Now researchers want to test the possible dangers with other types of player and different ages of patients. "Our hypothesis is that the close approximation of portable MP3 players interfere with the appropriate sensing and recording of pacemakers," said researchers at the Children's Hospital in Boston, Massachusetts.
There have been concerns about the possible interference of other gadgets with pacemakers, and mobile phones are among those that have been investigated. One study showed that a phone being used at the ear was sufficiently far away to prevent a health risk, but recommended that phones not be put in shirt pockets or used near the implanted device.
The Boston researchers point out that, unlike phones, which are usually held to the ear, portable MP3 players can be held almost anywhere, including positions close to the site of the implanted device.
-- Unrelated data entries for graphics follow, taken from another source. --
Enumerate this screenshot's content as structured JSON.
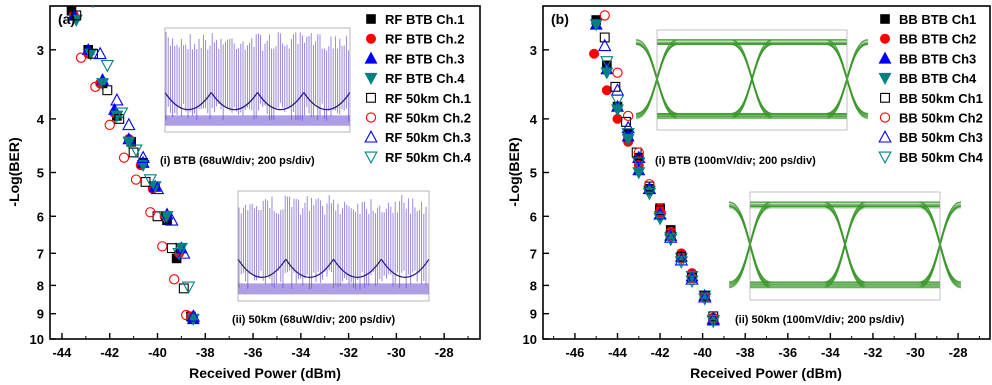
{
  "colors": {
    "black": "#000000",
    "red": "#ff0000",
    "blue": "#0000ff",
    "teal": "#008080",
    "rf_eye": "#6a4fd0",
    "bb_eye": "#3a9a2a"
  },
  "chart_data": [
    {
      "type": "scatter",
      "panel_label": "(a)",
      "xlabel": "Received Power (dBm)",
      "ylabel": "-Log(BER)",
      "xlim": [
        -44.5,
        -26.5
      ],
      "xticks": [
        "-44",
        "-42",
        "-40",
        "-38",
        "-36",
        "-34",
        "-32",
        "-30",
        "-28"
      ],
      "yticks": [
        "3",
        "4",
        "5",
        "6",
        "7",
        "8",
        "9",
        "10"
      ],
      "y_scale": "log(-log(BER))",
      "ylim": [
        2.5,
        10
      ],
      "legend_position": "top-right",
      "insets": [
        {
          "caption": "(i) BTB (68uW/div; 200 ps/div)",
          "style": "rf"
        },
        {
          "caption": "(ii) 50km (68uW/div; 200 ps/div)",
          "style": "rf"
        }
      ],
      "series": [
        {
          "name": "RF BTB Ch.1",
          "marker": "square",
          "filled": true,
          "color": "black",
          "x": [
            -43.6,
            -42.9,
            -42.3,
            -41.7,
            -41.1,
            -40.6,
            -40.1,
            -39.6,
            -39.2,
            -38.6
          ],
          "y": [
            2.55,
            3.0,
            3.45,
            3.95,
            4.4,
            4.8,
            5.3,
            6.1,
            7.15,
            9.1
          ]
        },
        {
          "name": "RF BTB Ch.2",
          "marker": "circle",
          "filled": true,
          "color": "red",
          "x": [
            -43.5,
            -42.9,
            -42.4,
            -41.8,
            -41.2,
            -40.7,
            -40.2,
            -39.7,
            -39.1,
            -38.6
          ],
          "y": [
            2.6,
            3.05,
            3.45,
            3.9,
            4.35,
            4.85,
            5.35,
            6.0,
            7.0,
            9.1
          ]
        },
        {
          "name": "RF BTB Ch.3",
          "marker": "triangle-up",
          "filled": true,
          "color": "blue",
          "x": [
            -43.5,
            -42.9,
            -42.3,
            -41.8,
            -41.2,
            -40.6,
            -40.1,
            -39.6,
            -39.0,
            -38.5
          ],
          "y": [
            2.6,
            3.0,
            3.4,
            3.85,
            4.35,
            4.8,
            5.3,
            5.95,
            6.85,
            9.2
          ]
        },
        {
          "name": "RF BTB Ch.4",
          "marker": "triangle-down",
          "filled": true,
          "color": "teal",
          "x": [
            -43.4,
            -42.8,
            -42.3,
            -41.7,
            -41.2,
            -40.6,
            -40.1,
            -39.6,
            -39.0,
            -38.5
          ],
          "y": [
            2.65,
            3.05,
            3.45,
            3.95,
            4.4,
            4.85,
            5.3,
            6.0,
            6.85,
            9.2
          ]
        },
        {
          "name": "RF 50km Ch.1",
          "marker": "square",
          "filled": false,
          "color": "black",
          "x": [
            -43.4,
            -42.7,
            -42.1,
            -41.6,
            -41.0,
            -40.5,
            -40.0,
            -39.4,
            -38.9
          ],
          "y": [
            2.6,
            3.05,
            3.55,
            4.0,
            4.6,
            5.2,
            6.0,
            6.85,
            8.1
          ]
        },
        {
          "name": "RF 50km Ch.2",
          "marker": "circle",
          "filled": false,
          "color": "red",
          "x": [
            -43.2,
            -42.6,
            -42.0,
            -41.4,
            -40.9,
            -40.3,
            -39.8,
            -39.3,
            -38.8
          ],
          "y": [
            3.1,
            3.5,
            4.1,
            4.7,
            5.15,
            5.9,
            6.8,
            7.8,
            9.05
          ]
        },
        {
          "name": "RF 50km Ch.3",
          "marker": "triangle-up",
          "filled": false,
          "color": "blue",
          "x": [
            -43.0,
            -42.4,
            -41.7,
            -41.2,
            -40.6,
            -40.0,
            -39.4,
            -38.9,
            -38.5
          ],
          "y": [
            2.4,
            3.05,
            3.7,
            4.1,
            4.7,
            5.35,
            6.1,
            7.0,
            9.1
          ]
        },
        {
          "name": "RF 50km Ch.4",
          "marker": "triangle-down",
          "filled": false,
          "color": "teal",
          "x": [
            -42.7,
            -42.1,
            -41.5,
            -40.9,
            -40.3,
            -39.7,
            -39.1,
            -38.7
          ],
          "y": [
            2.45,
            3.2,
            3.9,
            4.55,
            5.15,
            6.0,
            7.0,
            8.05
          ]
        }
      ]
    },
    {
      "type": "scatter",
      "panel_label": "(b)",
      "xlabel": "Received Power (dBm)",
      "ylabel": "-Log(BER)",
      "xlim": [
        -47.5,
        -26.5
      ],
      "xticks": [
        "-46",
        "-44",
        "-42",
        "-40",
        "-38",
        "-36",
        "-34",
        "-32",
        "-30",
        "-28"
      ],
      "yticks": [
        "3",
        "4",
        "5",
        "6",
        "7",
        "8",
        "9",
        "10"
      ],
      "y_scale": "log(-log(BER))",
      "ylim": [
        2.5,
        10
      ],
      "legend_position": "top-right",
      "insets": [
        {
          "caption": "(i) BTB (100mV/div; 200 ps/div)",
          "style": "bb"
        },
        {
          "caption": "(ii) 50km (100mV/div; 200 ps/div)",
          "style": "bb"
        }
      ],
      "series": [
        {
          "name": "BB BTB Ch1",
          "marker": "square",
          "filled": true,
          "color": "black",
          "x": [
            -45.0,
            -44.5,
            -44.0,
            -43.5,
            -43.0,
            -42.5,
            -42.0,
            -41.5,
            -41.0,
            -40.5,
            -39.9,
            -39.5
          ],
          "y": [
            2.65,
            3.2,
            3.8,
            4.25,
            4.7,
            5.35,
            5.8,
            6.35,
            7.1,
            7.7,
            8.35,
            9.2
          ]
        },
        {
          "name": "BB BTB Ch2",
          "marker": "circle",
          "filled": true,
          "color": "red",
          "x": [
            -45.1,
            -44.5,
            -44.0,
            -43.5,
            -43.0,
            -42.5,
            -42.0,
            -41.5,
            -41.0,
            -40.5,
            -39.9,
            -39.5
          ],
          "y": [
            3.05,
            3.55,
            4.0,
            4.4,
            4.85,
            5.4,
            5.8,
            6.4,
            7.0,
            7.6,
            8.35,
            9.15
          ]
        },
        {
          "name": "BB BTB Ch3",
          "marker": "triangle-up",
          "filled": true,
          "color": "blue",
          "x": [
            -45.0,
            -44.5,
            -44.0,
            -43.5,
            -43.0,
            -42.5,
            -42.0,
            -41.5,
            -41.0,
            -40.5,
            -39.9,
            -39.5
          ],
          "y": [
            2.7,
            3.25,
            3.8,
            4.3,
            4.95,
            5.35,
            5.95,
            6.5,
            7.1,
            7.7,
            8.35,
            9.25
          ]
        },
        {
          "name": "BB BTB Ch4",
          "marker": "triangle-down",
          "filled": true,
          "color": "teal",
          "x": [
            -45.0,
            -44.5,
            -44.0,
            -43.5,
            -43.0,
            -42.5,
            -42.0,
            -41.5,
            -41.0,
            -40.5,
            -39.9,
            -39.5
          ],
          "y": [
            2.7,
            3.3,
            3.85,
            4.35,
            5.0,
            5.4,
            6.0,
            6.55,
            7.15,
            7.7,
            8.35,
            9.3
          ]
        },
        {
          "name": "BB 50km Ch1",
          "marker": "square",
          "filled": false,
          "color": "black",
          "x": [
            -45.1,
            -44.6,
            -44.1,
            -43.6,
            -43.1,
            -42.5,
            -42.0,
            -41.5,
            -41.0,
            -40.5,
            -39.9,
            -39.5
          ],
          "y": [
            2.45,
            2.85,
            3.5,
            4.05,
            4.6,
            5.3,
            5.85,
            6.5,
            7.1,
            7.75,
            8.35,
            9.1
          ]
        },
        {
          "name": "BB 50km Ch2",
          "marker": "circle",
          "filled": false,
          "color": "red",
          "x": [
            -44.6,
            -44.0,
            -43.5,
            -43.0,
            -42.5,
            -42.0,
            -41.5,
            -41.0,
            -40.5,
            -39.9,
            -39.5
          ],
          "y": [
            2.6,
            3.3,
            3.95,
            4.6,
            5.25,
            5.9,
            6.5,
            7.15,
            7.75,
            8.4,
            9.2
          ]
        },
        {
          "name": "BB 50km Ch3",
          "marker": "triangle-up",
          "filled": false,
          "color": "blue",
          "x": [
            -44.6,
            -44.0,
            -43.5,
            -43.0,
            -42.5,
            -42.0,
            -41.5,
            -41.0,
            -40.5,
            -39.9,
            -39.5
          ],
          "y": [
            2.95,
            3.55,
            4.15,
            4.7,
            5.35,
            5.95,
            6.55,
            7.2,
            7.8,
            8.4,
            9.2
          ]
        },
        {
          "name": "BB 50km Ch4",
          "marker": "triangle-down",
          "filled": false,
          "color": "teal",
          "x": [
            -44.5,
            -44.0,
            -43.5,
            -43.0,
            -42.5,
            -42.0,
            -41.5,
            -41.0,
            -40.5,
            -39.9,
            -39.5
          ],
          "y": [
            3.15,
            3.7,
            4.25,
            4.8,
            5.45,
            6.05,
            6.6,
            7.25,
            7.85,
            8.45,
            9.25
          ]
        }
      ]
    }
  ]
}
They cite the research showing that the players caused pacemaker interference in half of patients tested; with over-sensing – where the pacemaker misreads the heart's functioning – in 20 per cent; interference in 29 per cent; and pacemaker inhibition – where the pacemaker stopped functioning properly for a time – in 1.2 per cent. In some cases, interference was detected when the players were held 18 inches from the chest.
Those researchers said that while older people with pacemakers may not use MP3 players, they may well come close to them through contact with grandchildren. As the baby-boomer generation grows older, with many rock musicians in their 60s and 70s, the potential for older people to use MP3 players is growing.
In the Boston trial, four different brands of MP3 players will be tested at three distances from the implanted medical device in children and adults aged four to 55 with congenital heart disease. At each distance the pacemaker will be checked for changes in sensing and pacing. The whole process takes around 10 minutes.
The trial is expected to be completed in September next year.